Tampa Elder Lawyer | If your family communicates well about all topics, you may already know what is in someone’s last will and testament, and how they want their estate distributed. But that is not always the case. Some family members are private about financial matters. Thus, the last will and testament can leave surprises, questions, feelings of confusion, and downright hurt feelings. This could drive someone to challenge the will.  But not just anyone can.
Every state has a procedure for contesting a will in court, so consult a probate attorney to learn the details for your specific state. Generally speaking, before a person can contest a will they must have “standing.” Here are the types of people who may be deemed to have legal standing to challenge a will:
Disinherited Heirs-at-Law
When someone dies without a will, they are said to have died intestate. Under the laws of most states, heirs of someone who dies intestate would receive a share of the estate. Usually, these heirs are those closely related to the deceased: a spouse, siblings, parent, child or grandchild. Thus, heirs who have been left out of a will are generally said to have the standing to challenge a will.  Remember, however, that having standing does not guarantee that a challenge will be successful.
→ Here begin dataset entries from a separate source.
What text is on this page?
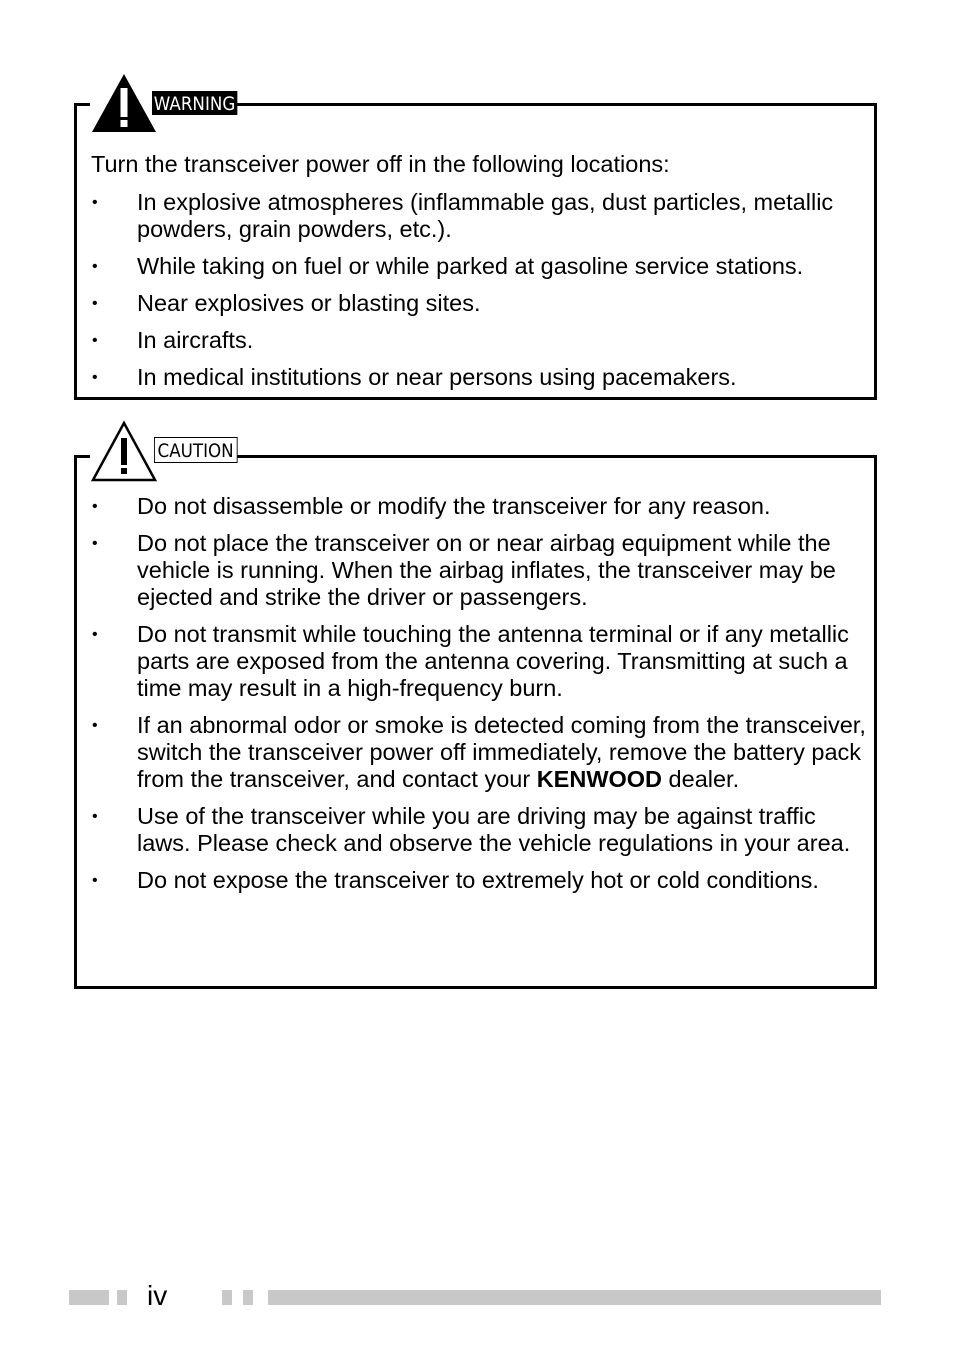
WARNING
Turn the transceiver power off in the following locations:
• In explosive atmospheres (inflammable gas, dust particles, metallic powders, grain powders, etc.).
• While taking on fuel or while parked at gasoline service stations.
• Near explosives or blasting sites.
• In aircrafts.
• In medical institutions or near persons using pacemakers.
CAUTION
• Do not disassemble or modify the transceiver for any reason.
• Do not place the transceiver on or near airbag equipment while the vehicle is running. When the airbag inflates, the transceiver may be ejected and strike the driver or passengers.
• Do not transmit while touching the antenna terminal or if any metallic parts are exposed from the antenna covering. Transmitting at such a time may result in a high-frequency burn.
• If an abnormal odor or smoke is detected coming from the transceiver, switch the transceiver power off immediately, remove the battery pack from the transceiver, and contact your KENWOOD dealer.
• Use of the transceiver while you are driving may be against traffic laws. Please check and observe the vehicle regulations in your area.
• Do not expose the transceiver to extremely hot or cold conditions.
iv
Beneficiaries in a Previous Will
If you were named in someone’s previous will, and come to find out your share is now reduced or cut out entirely, you may have standing to contest the current will. You would still be required to provide evidence as to why the current will is not valid.
Fiduciaries in a Previous Will
A fiduciary is a trusted person or institution designated to act on someone’s behalf. In a will, the fiduciary may go by another name, such as the executor or personal representative, depending on the laws of the state in which the will was written. If you were named the executor in a previous will, then find out you have been replaced, then you may have standing to contest the will.
Who Can’t Challenge a Will
Most challengers must fall into the above categories. In most instances, minors cannot initiate legal proceedings except under the guidance of an executor or guardian. So in most states, laws prohibit minors from challenging a will until they reach the age of majority (generally 18 or older).  Likewise, a close friend or neighbor who feels like something was promised to him may not qualify.
It is not always easy to tell. Consult a probate attorney.